Hay un punto respecto del cual parece haber convergencia: siendo voluminoso el rendimiento que sería generado por la exploración de la capa ¨pre-sal¨, gran parte de él en dólares, es prudente crear un fondo soberano. Eso para minimizar dos efectos negativos: un gasto indiscriminado que impidiera a las generaciones futuras beneficiarse de los frutos de una riqueza natural común; y una valorización enorme del real, en detrimento de la competitividad de nuestra economía en general y de la industria de las exportaciones, fuera del petróleo, en particular.
Lo mejor sería hacer en Brasil algo en la línea de que hace Noruega con su fondo soberano. Aquí, ¿por qué no dejar la gestión en manos de la Tesorería Nacional y del Banco Central, que poseen equipos altamente especializados, bajo la supervisión de un pequeño grupo de personas designadas por el presidente y aprobadas por el senado, que presentaran cuentas anuales al Congreso y al Tribunal de Cuentas?
La legislación relativa al fondo podría prever el destino de sus ingresos financieros para el área de la educación, en especial investigaciones para el avance científico y tecnológico, particularmente en fuentes limpias de energía y en tecnologías que ahorren gas carbónico.
No obstante, el proyecto del gobierno de Lula no va por ahí. Para la gestión del fondo, la propuesta es crear un consejo con personas nombradas por el Presidente. Sometido al ejecutivo, sin reglas claras, el fondo podrá aplicar sus recursos en activos en Brasil o en el exterior, recursos que podrían acabar alimentando los presupuestos anuales y plurianuales del Estado, lo que abre el espacio para que haya injerencia política en su destino. Ciertamente no es éste el modelo noruego.

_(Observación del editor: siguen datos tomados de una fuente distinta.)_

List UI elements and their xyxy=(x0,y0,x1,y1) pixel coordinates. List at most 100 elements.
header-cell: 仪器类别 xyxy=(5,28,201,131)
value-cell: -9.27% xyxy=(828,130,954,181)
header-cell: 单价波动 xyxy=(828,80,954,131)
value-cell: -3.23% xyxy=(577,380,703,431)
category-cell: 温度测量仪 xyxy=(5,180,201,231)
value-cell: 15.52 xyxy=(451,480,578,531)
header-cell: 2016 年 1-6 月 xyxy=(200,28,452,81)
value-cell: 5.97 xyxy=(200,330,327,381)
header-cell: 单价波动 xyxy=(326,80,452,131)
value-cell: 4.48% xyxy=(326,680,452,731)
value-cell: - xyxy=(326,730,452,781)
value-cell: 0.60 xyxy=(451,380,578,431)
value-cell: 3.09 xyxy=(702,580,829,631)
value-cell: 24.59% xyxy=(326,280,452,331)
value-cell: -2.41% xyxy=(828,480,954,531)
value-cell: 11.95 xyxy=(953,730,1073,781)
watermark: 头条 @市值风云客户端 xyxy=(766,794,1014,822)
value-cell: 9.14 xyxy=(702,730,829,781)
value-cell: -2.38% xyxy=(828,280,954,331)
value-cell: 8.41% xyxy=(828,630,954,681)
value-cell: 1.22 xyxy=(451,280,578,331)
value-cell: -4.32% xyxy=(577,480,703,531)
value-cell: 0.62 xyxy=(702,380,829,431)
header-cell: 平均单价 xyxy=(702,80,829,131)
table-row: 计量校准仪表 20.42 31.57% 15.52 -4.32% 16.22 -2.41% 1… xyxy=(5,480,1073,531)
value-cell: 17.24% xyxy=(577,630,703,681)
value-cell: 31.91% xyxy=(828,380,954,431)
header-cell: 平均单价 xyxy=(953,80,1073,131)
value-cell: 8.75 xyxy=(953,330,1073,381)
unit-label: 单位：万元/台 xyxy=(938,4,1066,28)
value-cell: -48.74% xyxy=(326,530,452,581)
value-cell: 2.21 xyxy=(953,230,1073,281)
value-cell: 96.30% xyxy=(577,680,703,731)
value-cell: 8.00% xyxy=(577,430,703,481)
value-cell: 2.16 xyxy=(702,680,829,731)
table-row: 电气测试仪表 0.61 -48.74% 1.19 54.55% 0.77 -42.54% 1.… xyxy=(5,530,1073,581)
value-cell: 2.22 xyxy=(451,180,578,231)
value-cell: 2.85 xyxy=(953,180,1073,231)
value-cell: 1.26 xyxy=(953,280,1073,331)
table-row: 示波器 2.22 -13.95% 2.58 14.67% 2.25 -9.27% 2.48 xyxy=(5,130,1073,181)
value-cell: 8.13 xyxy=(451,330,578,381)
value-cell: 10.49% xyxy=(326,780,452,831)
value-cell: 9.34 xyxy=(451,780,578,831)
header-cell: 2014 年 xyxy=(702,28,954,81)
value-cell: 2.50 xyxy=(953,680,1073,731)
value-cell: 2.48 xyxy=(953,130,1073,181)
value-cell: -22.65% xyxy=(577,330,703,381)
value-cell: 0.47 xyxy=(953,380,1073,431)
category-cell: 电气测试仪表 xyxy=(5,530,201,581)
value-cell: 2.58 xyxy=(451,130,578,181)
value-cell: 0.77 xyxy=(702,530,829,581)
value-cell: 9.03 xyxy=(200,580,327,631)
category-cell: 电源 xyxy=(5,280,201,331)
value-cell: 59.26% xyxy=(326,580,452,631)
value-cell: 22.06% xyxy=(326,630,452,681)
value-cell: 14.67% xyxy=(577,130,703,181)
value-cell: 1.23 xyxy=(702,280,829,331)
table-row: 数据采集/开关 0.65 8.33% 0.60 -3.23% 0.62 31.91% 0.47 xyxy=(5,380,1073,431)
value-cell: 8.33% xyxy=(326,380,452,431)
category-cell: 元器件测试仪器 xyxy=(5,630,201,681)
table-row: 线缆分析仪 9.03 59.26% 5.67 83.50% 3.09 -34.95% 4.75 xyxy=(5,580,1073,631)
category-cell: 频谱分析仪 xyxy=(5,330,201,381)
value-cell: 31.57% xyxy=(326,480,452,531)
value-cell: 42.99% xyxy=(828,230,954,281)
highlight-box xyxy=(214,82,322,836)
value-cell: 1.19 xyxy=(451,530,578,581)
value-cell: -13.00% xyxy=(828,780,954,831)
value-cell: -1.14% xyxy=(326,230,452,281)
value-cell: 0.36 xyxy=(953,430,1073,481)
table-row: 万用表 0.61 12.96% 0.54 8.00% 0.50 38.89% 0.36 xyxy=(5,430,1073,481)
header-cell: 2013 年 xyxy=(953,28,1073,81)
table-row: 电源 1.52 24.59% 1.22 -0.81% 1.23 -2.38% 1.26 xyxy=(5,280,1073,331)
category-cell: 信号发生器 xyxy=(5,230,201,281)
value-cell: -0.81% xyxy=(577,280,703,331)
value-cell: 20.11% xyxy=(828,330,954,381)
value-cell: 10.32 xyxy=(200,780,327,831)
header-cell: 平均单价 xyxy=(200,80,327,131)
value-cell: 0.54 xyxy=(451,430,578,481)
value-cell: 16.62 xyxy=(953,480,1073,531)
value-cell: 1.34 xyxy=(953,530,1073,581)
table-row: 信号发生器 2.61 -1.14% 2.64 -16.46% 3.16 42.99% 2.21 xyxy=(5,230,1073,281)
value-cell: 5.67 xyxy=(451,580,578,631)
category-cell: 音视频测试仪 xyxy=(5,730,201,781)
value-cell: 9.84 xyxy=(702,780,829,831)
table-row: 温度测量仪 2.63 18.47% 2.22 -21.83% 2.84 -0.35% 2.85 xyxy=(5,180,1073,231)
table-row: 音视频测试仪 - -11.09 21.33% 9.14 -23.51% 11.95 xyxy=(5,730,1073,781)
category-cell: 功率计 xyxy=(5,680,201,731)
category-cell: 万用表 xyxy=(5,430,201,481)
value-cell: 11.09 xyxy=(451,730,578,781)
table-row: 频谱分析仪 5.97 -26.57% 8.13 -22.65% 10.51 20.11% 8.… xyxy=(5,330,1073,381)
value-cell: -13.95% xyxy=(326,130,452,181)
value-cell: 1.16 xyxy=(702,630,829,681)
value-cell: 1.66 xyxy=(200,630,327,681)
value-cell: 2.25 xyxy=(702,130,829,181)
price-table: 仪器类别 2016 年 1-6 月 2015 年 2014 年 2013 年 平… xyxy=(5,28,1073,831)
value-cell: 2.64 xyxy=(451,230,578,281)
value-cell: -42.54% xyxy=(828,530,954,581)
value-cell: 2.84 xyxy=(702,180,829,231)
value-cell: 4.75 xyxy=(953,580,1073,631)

El riesgo mayor de politización todavía está en la creación de una nueva empresa estatal, Petro-Sal, subordinada directamente al ministerio de Minas y Energía. Sería este ministerio el que le indique al Consejo Nacional de Política Energética las áreas en las cuales se aplicara el régimen de reparto (incluso fuera de la capa ¨pre-sal¨). Sería el ministerio también el que indicara la dirección ejecutiva de la nueva empresa.
A Petro-Sal correspondería la presidencia del comité gestor que supervisaría cada proyecto de exploración, bajo el régimen de reparto. En suma, el nuevo arreglo reduce al mínimo el papel de la ANP, crea una empresa estatal más sin que se sepa de dónde saldrá su competencia técnica y le da muchos poderes al Ministerio de Minas y Energía.
En conclusión: sobran aspectos poco claros en el proyecto, sobre todo en cuanto a sus consecuencias, y falta todavía un debate prolongado y profundo para que podamos aprobar, con convicción y tranquilidad, una ley que pretende alterar un régimen de exploración hasta ahora exitoso. Es preciso discutir más y mejor, tanto en el Congreso como en la sociedad.
*Presidente de Brasil entre 1995 y 2002, distribuido por The New York Times Syndicate.